Notably, Chomsky has never spoken out against the widespread censorship taking place in social media today, censorship that is abetted by the government and the most powerful groups in society. Meanwhile, Neil Young and Joni Mitchell have called for their music to be removed from Spotify because they say Joe Rogan should not have the freedom to interview other people who dare to say things with which Neil Young and Joni Mitchell disagree.
I don’t think it is an exaggeration to say that Neil Young and Joni Mitchell and Noam Chomsky of 1970 would be absolutely ashamed of what they have become in their old age. Neil Young for example once recorded an entire album called “Freedom” and wrote a litany of anti-war songs attacking the establishment from the 1960s all the way up to the W. Bush era. Back then, he was suspicious of everything coming out of Washington DC — now he seems to embrace and parrot everything the establishment has to say. He has never spoken out against the cruel forced masking of children, the school closures, the forced lockdowns and mandates and the government’s attempts to force everybody to inject an unknown cocktail of medicine.

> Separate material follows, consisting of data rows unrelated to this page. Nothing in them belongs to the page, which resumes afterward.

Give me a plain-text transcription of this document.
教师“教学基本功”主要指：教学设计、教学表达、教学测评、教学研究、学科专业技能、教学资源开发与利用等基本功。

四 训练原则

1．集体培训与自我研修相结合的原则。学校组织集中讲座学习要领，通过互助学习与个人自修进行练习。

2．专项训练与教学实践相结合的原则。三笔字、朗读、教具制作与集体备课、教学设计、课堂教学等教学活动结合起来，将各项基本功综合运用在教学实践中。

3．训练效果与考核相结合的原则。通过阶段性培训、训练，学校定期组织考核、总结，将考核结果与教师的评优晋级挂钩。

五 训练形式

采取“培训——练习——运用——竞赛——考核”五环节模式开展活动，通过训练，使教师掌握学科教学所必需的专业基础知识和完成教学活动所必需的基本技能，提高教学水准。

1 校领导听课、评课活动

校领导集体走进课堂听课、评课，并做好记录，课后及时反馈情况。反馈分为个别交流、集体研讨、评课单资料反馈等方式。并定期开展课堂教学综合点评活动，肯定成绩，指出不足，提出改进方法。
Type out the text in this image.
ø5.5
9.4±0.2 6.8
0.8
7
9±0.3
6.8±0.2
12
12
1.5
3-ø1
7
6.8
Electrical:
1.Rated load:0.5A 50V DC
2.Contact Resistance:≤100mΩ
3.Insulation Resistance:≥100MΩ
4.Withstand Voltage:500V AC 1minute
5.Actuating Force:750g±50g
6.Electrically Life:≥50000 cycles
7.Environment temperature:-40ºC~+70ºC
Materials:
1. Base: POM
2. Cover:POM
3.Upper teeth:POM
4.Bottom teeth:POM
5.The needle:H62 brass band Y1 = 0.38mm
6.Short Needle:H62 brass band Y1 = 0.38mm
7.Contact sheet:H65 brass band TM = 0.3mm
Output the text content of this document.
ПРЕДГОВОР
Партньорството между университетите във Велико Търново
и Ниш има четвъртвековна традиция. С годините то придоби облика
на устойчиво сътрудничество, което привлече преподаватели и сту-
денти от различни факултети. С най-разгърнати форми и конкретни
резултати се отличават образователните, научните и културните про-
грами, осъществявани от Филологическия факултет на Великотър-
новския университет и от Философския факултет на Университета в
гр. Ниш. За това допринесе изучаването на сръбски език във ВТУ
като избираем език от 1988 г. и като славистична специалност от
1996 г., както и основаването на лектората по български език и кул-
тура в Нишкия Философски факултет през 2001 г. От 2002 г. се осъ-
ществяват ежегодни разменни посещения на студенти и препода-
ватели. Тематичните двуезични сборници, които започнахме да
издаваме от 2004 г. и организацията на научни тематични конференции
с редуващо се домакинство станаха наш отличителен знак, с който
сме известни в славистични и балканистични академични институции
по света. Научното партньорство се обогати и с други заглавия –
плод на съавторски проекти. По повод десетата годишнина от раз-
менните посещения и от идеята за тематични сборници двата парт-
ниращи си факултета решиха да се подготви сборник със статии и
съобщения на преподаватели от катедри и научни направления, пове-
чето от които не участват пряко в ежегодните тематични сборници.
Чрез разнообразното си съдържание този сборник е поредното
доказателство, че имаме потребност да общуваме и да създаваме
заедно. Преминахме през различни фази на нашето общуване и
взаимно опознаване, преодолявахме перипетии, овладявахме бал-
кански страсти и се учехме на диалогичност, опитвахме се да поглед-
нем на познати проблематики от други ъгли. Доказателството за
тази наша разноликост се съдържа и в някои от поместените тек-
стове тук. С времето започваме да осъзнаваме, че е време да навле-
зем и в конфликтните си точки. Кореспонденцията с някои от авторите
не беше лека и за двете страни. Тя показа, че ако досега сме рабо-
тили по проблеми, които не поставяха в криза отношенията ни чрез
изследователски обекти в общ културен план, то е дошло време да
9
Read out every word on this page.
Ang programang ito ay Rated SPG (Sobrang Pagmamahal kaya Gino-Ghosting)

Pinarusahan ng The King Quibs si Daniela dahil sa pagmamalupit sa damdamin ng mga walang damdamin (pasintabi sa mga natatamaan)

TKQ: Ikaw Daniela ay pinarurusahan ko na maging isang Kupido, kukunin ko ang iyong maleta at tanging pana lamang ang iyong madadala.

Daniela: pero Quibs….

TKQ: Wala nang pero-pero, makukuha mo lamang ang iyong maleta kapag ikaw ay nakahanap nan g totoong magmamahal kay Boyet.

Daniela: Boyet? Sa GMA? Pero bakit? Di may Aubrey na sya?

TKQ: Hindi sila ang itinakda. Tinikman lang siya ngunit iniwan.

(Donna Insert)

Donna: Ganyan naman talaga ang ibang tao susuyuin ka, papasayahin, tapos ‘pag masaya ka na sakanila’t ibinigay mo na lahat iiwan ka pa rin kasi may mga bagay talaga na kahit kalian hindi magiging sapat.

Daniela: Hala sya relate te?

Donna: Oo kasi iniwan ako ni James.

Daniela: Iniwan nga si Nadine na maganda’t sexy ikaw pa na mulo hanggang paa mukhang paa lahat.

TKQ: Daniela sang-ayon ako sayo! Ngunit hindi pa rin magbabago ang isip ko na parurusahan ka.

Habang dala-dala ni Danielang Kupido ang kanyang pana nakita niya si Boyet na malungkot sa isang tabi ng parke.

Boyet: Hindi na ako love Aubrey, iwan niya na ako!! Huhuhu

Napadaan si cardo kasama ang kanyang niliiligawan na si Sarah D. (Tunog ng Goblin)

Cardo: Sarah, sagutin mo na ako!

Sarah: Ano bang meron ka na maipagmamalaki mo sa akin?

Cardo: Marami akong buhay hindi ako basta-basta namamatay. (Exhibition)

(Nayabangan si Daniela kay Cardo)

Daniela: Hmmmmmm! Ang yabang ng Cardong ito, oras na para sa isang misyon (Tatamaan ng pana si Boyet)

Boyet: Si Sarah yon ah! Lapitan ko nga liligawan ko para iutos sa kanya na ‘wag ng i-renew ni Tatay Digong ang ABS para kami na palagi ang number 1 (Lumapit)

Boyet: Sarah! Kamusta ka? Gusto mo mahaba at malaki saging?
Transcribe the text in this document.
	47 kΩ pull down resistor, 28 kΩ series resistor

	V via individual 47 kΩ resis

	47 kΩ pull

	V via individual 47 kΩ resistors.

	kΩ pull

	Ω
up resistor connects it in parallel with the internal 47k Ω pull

Before COVID, Joni Mitchell would say things like:
“Freedom to me is the luxury of being able to follow the path of the heart. I think that’s the only way that you maintain the magic in your life, that you keep your child alive. Freedom is necessary for me in order to create and if I cannot create I don’t feel alive.”
Meanwhile, she, like Young, has never spoken out during the pandemic for the freedom of other people to keep their businesses open, or the freedom of children to go to school, or the freedom of people to choose, if they wish, not to be vaccinated. She now wants to limit Joe Rogan’s freedom to speak out as he would wish, to follow his own heart, to maintain the magic in his life. Ironic, isn’t it?